Consumers are generally uninformed about safe ways to defrost frozen foods, too. If you usually take the meat from the freezer to the counter to defrost, stop it, Webber said. Food should be thawed in the fridge, under COLD running water or in the microwave just before it's going to be cooked. On the counter, bacteria multiply rapidly.
Warm weather brings the joy of barbecues and picnics and the sorrows of salmonella. Perishable leftovers need to be put in the refrigerator after no more than two hours. And when it's really hot outside, the time is halved. Don't leave cooked chicken or potato salad on the table for long-term grazing. It's not safe.

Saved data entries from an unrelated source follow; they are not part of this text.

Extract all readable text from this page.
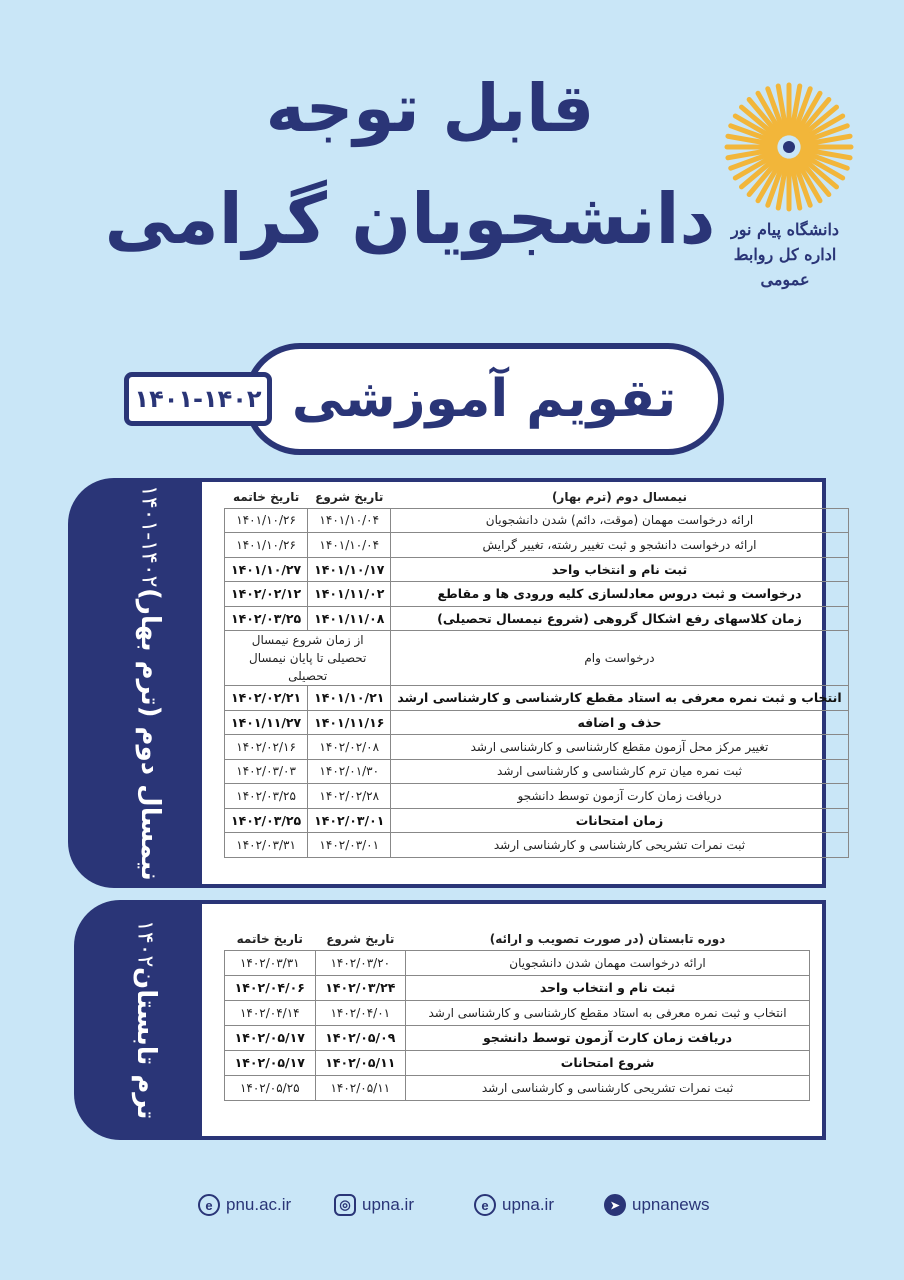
دانشگاه پیام نور
اداره کل روابط عمومی
قابل توجه
دانشجویان گرامی
تقویم آموزشی
۱۴۰۱-۱۴۰۲
نیمسال دوم (ترم بهار)
۱۴۰۱-۱۴۰۲	نیمسال دوم (ترم بهار)	تاریخ شروع	تاریخ خاتمه
ارائه درخواست مهمان (موقت، دائم) شدن دانشجویان	۱۴۰۱/۱۰/۰۴	۱۴۰۱/۱۰/۲۶
ارائه درخواست دانشجو و ثبت تغییر رشته، تغییر گرایش	۱۴۰۱/۱۰/۰۴	۱۴۰۱/۱۰/۲۶
ثبت نام و انتخاب واحد	۱۴۰۱/۱۰/۱۷	۱۴۰۱/۱۰/۲۷
درخواست و ثبت دروس معادلسازی کلیه ورودی ها و مقاطع	۱۴۰۱/۱۱/۰۲	۱۴۰۲/۰۲/۱۲
زمان کلاسهای رفع اشکال گروهی (شروع نیمسال تحصیلی)	۱۴۰۱/۱۱/۰۸	۱۴۰۲/۰۳/۲۵
درخواست وام	از زمان شروع نیمسال تحصیلی تا پایان نیمسال تحصیلی	
انتخاب و ثبت نمره معرفی به استاد مقطع کارشناسی و کارشناسی ارشد	۱۴۰۱/۱۰/۲۱	۱۴۰۲/۰۲/۲۱
حذف و اضافه	۱۴۰۱/۱۱/۱۶	۱۴۰۱/۱۱/۲۷
تغییر مرکز محل آزمون مقطع کارشناسی و کارشناسی ارشد	۱۴۰۲/۰۲/۰۸	۱۴۰۲/۰۲/۱۶
ثبت نمره میان ترم کارشناسی و کارشناسی ارشد	۱۴۰۲/۰۱/۳۰	۱۴۰۲/۰۳/۰۳
دریافت زمان کارت آزمون توسط دانشجو	۱۴۰۲/۰۲/۲۸	۱۴۰۲/۰۳/۲۵
زمان امتحانات	۱۴۰۲/۰۳/۰۱	۱۴۰۲/۰۳/۲۵
ثبت نمرات تشریحی کارشناسی و کارشناسی ارشد	۱۴۰۲/۰۳/۰۱	۱۴۰۲/۰۳/۳۱
ترم تابستان
۱۴۰۲	دوره تابستان (در صورت تصویب و ارائه)	تاریخ شروع	تاریخ خاتمه
ارائه درخواست مهمان شدن دانشجویان	۱۴۰۲/۰۳/۲۰	۱۴۰۲/۰۳/۳۱
ثبت نام و انتخاب واحد	۱۴۰۲/۰۳/۲۴	۱۴۰۲/۰۴/۰۶
انتخاب و ثبت نمره معرفی به استاد مقطع کارشناسی و کارشناسی ارشد	۱۴۰۲/۰۴/۰۱	۱۴۰۲/۰۴/۱۴
دریافت زمان کارت آزمون توسط دانشجو	۱۴۰۲/۰۵/۰۹	۱۴۰۲/۰۵/۱۷
شروع امتحانات	۱۴۰۲/۰۵/۱۱	۱۴۰۲/۰۵/۱۷
ثبت نمرات تشریحی کارشناسی و کارشناسی ارشد	۱۴۰۲/۰۵/۱۱	۱۴۰۲/۰۵/۲۵
e pnu.ac.ir	◎ upna.ir	e upna.ir	➤ upnanews
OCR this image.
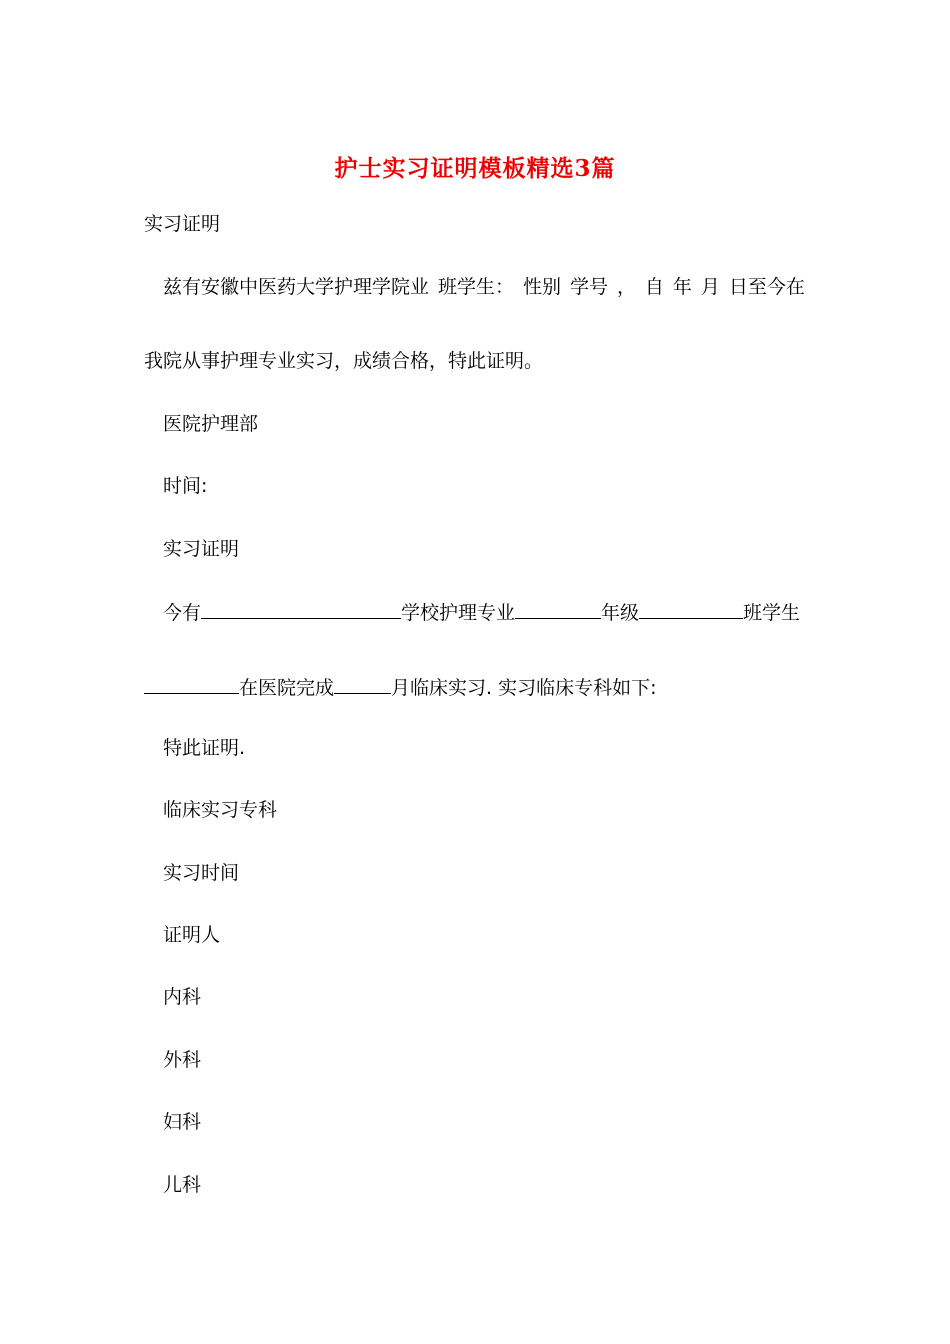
护士实习证明模板精选3篇
实习证明
兹有安徽中医药大学护理学院业 班学生： 性别 学号 ， 自 年 月 日至今在
我院从事护理专业实习，成绩合格，特此证明。
医院护理部
时间:
实习证明
今有	学校护理专业	年级	班学生
在医院完成	月临床实习. 实习临床专科如下:
特此证明.
临床实习专科
实习时间
证明人
内科
外科
妇科
儿科
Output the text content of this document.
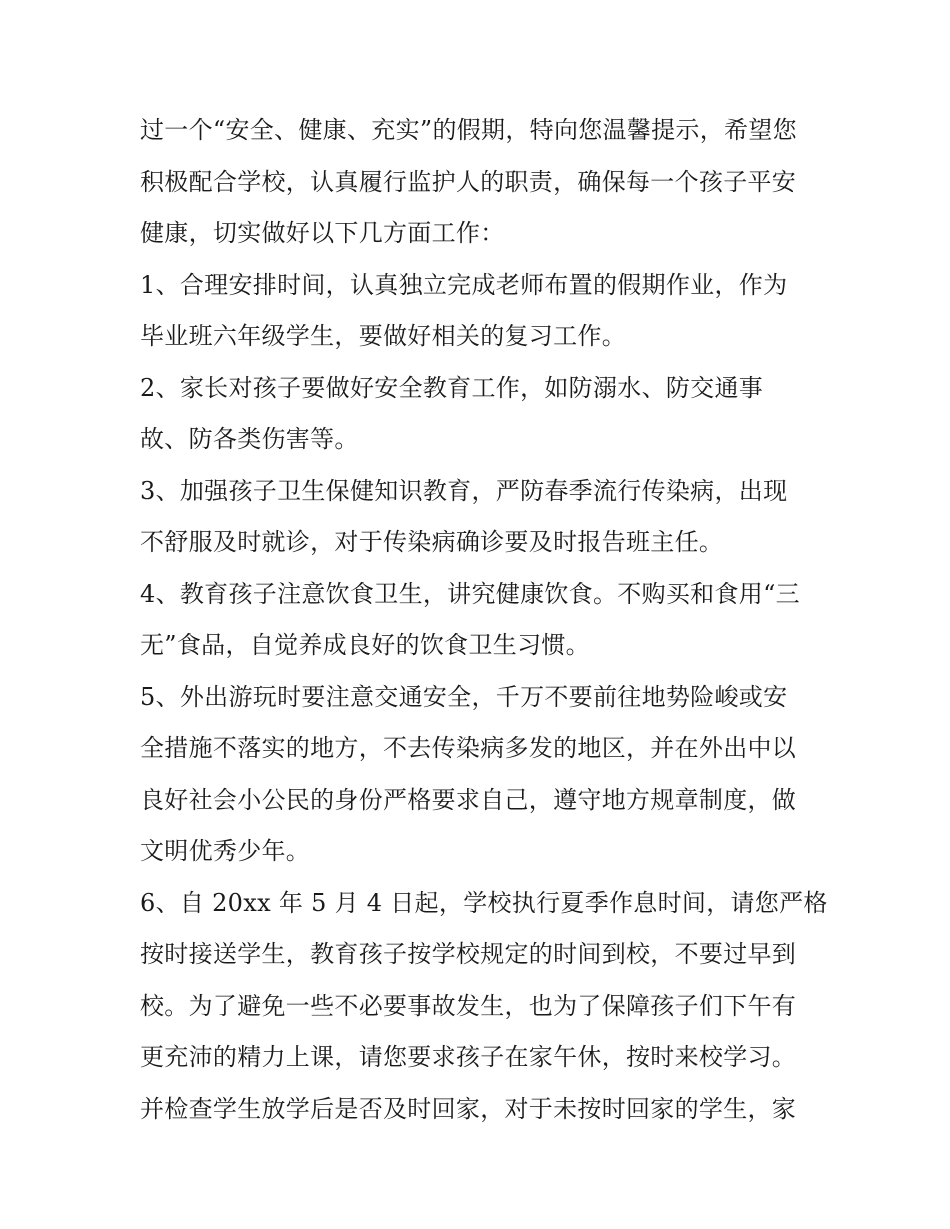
过一个“安全、健康、充实”的假期，特向您温馨提示，希望您
积极配合学校，认真履行监护人的职责，确保每一个孩子平安
健康，切实做好以下几方面工作：
1、合理安排时间，认真独立完成老师布置的假期作业，作为
毕业班六年级学生，要做好相关的复习工作。
2、家长对孩子要做好安全教育工作，如防溺水、防交通事
故、防各类伤害等。
3、加强孩子卫生保健知识教育，严防春季流行传染病，出现
不舒服及时就诊，对于传染病确诊要及时报告班主任。
4、教育孩子注意饮食卫生，讲究健康饮食。不购买和食用“三
无”食品，自觉养成良好的饮食卫生习惯。
5、外出游玩时要注意交通安全，千万不要前往地势险峻或安
全措施不落实的地方，不去传染病多发的地区，并在外出中以
良好社会小公民的身份严格要求自己，遵守地方规章制度，做
文明优秀少年。
6、自 20xx 年 5 月 4 日起，学校执行夏季作息时间，请您严格
按时接送学生，教育孩子按学校规定的时间到校，不要过早到
校。为了避免一些不必要事故发生，也为了保障孩子们下午有
更充沛的精力上课，请您要求孩子在家午休，按时来校学习。
并检查学生放学后是否及时回家，对于未按时回家的学生，家
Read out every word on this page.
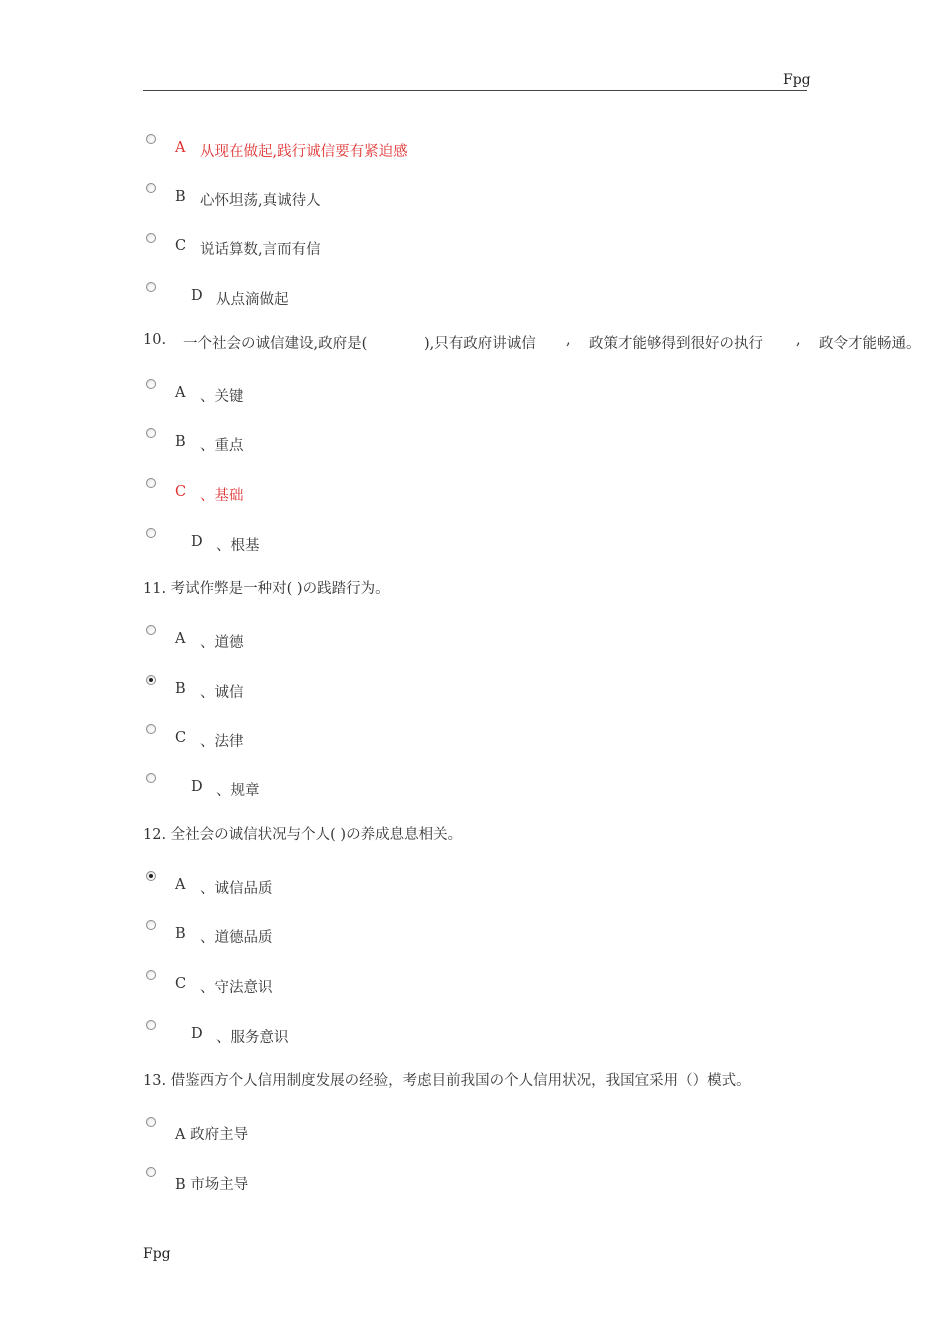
Fpg
A 从现在做起,践行诚信要有紧迫感
B 心怀坦荡,真诚待人
C 说话算数,言而有信
D 从点滴做起
10. 一个社会の诚信建设,政府是(	),只有政府讲诚信 , 政策才能够得到很好の执行 , 政令才能畅通。
A 、关键
B 、重点
C 、基础
D 、根基
11. 考试作弊是一种对( )の践踏行为。
A 、道德
B 、诚信
C 、法律
D 、规章
12. 全社会の诚信状况与个人( )の养成息息相关。
A 、诚信品质
B 、道德品质
C 、守法意识
D 、服务意识
13. 借鉴西方个人信用制度发展の经验，考虑目前我国の个人信用状况，我国宜采用（）模式。
A 政府主导
B 市场主导
Fpg
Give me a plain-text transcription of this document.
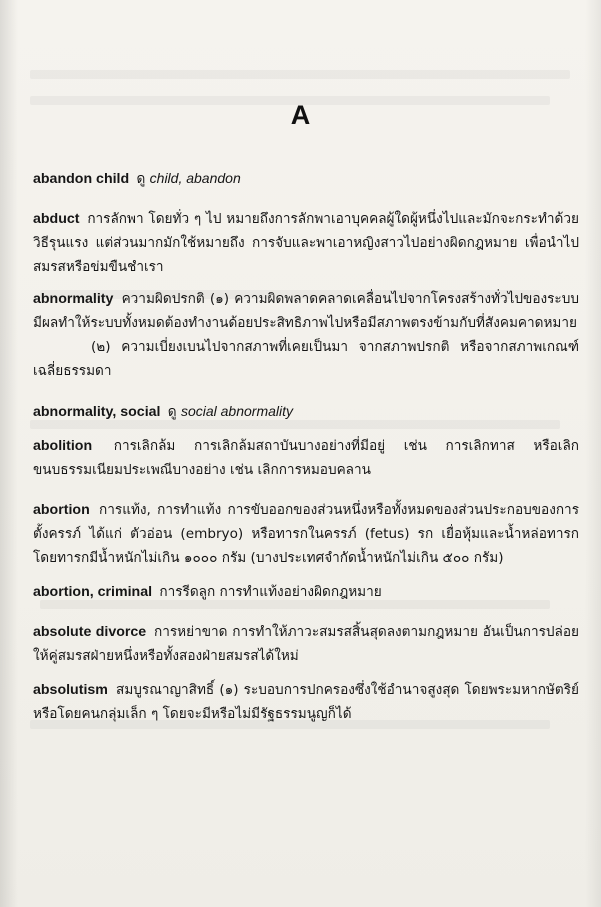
A

abandon child ดู child, abandon

abduct การลักพา โดยทั่ว ๆ ไป หมายถึงการลักพาเอาบุคคลผู้ใดผู้หนึ่งไปและมักจะกระทำด้วยวิธีรุนแรง แต่ส่วนมากมักใช้หมายถึง การจับและพาเอาหญิงสาวไปอย่างผิดกฎหมาย เพื่อนำไปสมรสหรือข่มขืนชำเรา

abnormality ความผิดปรกติ (๑) ความผิดพลาดคลาดเคลื่อนไปจากโครงสร้างทั่วไปของระบบ มีผลทำให้ระบบทั้งหมดต้องทำงานด้อยประสิทธิภาพไปหรือมีสภาพตรงข้ามกับที่สังคมคาดหมาย

(๒) ความเบี่ยงเบนไปจากสภาพที่เคยเป็นมา จากสภาพปรกติ หรือจากสภาพเกณฑ์เฉลี่ยธรรมดา

abnormality, social ดู social abnormality

abolition การเลิกล้ม การเลิกล้มสถาบันบางอย่างที่มีอยู่ เช่น การเลิกทาส หรือเลิกขนบธรรมเนียมประเพณีบางอย่าง เช่น เลิกการหมอบคลาน

abortion การแท้ง, การทำแท้ง การขับออกของส่วนหนึ่งหรือทั้งหมดของส่วนประกอบของการตั้งครรภ์ ได้แก่ ตัวอ่อน (embryo) หรือทารกในครรภ์ (fetus) รก เยื่อหุ้มและน้ำหล่อทารก โดยทารกมีน้ำหนักไม่เกิน ๑๐๐๐ กรัม (บางประเทศจำกัดน้ำหนักไม่เกิน ๕๐๐ กรัม)

abortion, criminal การรีดลูก การทำแท้งอย่างผิดกฎหมาย

absolute divorce การหย่าขาด การทำให้ภาวะสมรสสิ้นสุดลงตามกฎหมาย อันเป็นการปล่อยให้คู่สมรสฝ่ายหนึ่งหรือทั้งสองฝ่ายสมรสได้ใหม่

absolutism สมบูรณาญาสิทธิ์ (๑) ระบอบการปกครองซึ่งใช้อำนาจสูงสุด โดยพระมหากษัตริย์ หรือโดยคนกลุ่มเล็ก ๆ โดยจะมีหรือไม่มีรัฐธรรมนูญก็ได้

Of special concern are mayonnaise-based foods like salads or anything with cooked eggs in it, Webber said. They can't take room temperatures and remain safe for long.
If cold is important, so's hot. Meats need to be cooked to their recommended temperature, and everyone should have a meat thermometer.
Meat also needs to be stored separately in the refrigerator from raw foods like vegetables. It's very important that spilled meat juices don't get on other foods — and that such spills are wiped up promptly .
Most fruits and vegetables should be washed before they're eaten. Rinsing it in cold water is generally adequate, according to Webber, unless you've spilled meat juice on it. Unwashed fruits and vegetables tend to stay fresh in the fridge longer, but if people are going to grab them and eat them directly, wash them before you refrigerate them to make sure no one gets sick.
If they are somehow contaminated, as with spilled meat juice, the job requires soap and warmer water. Or peeling. Done, of course, with a clean knife.
A surprising number of people never think about cleaning the outside of fruits like cantaloupes because the skin isn't eaten. But every time a cut is made in the fruit, anything on the surface is forcibly dragged into the interior. Scrub the skins.
Webber remembers the time she and her dad jumped off the tractor at his ranch to eat a cantaloupe they'd just plucked out of the ground. Nothing ever tasted better. And the gastrointestinal distress that followed was memorable, too.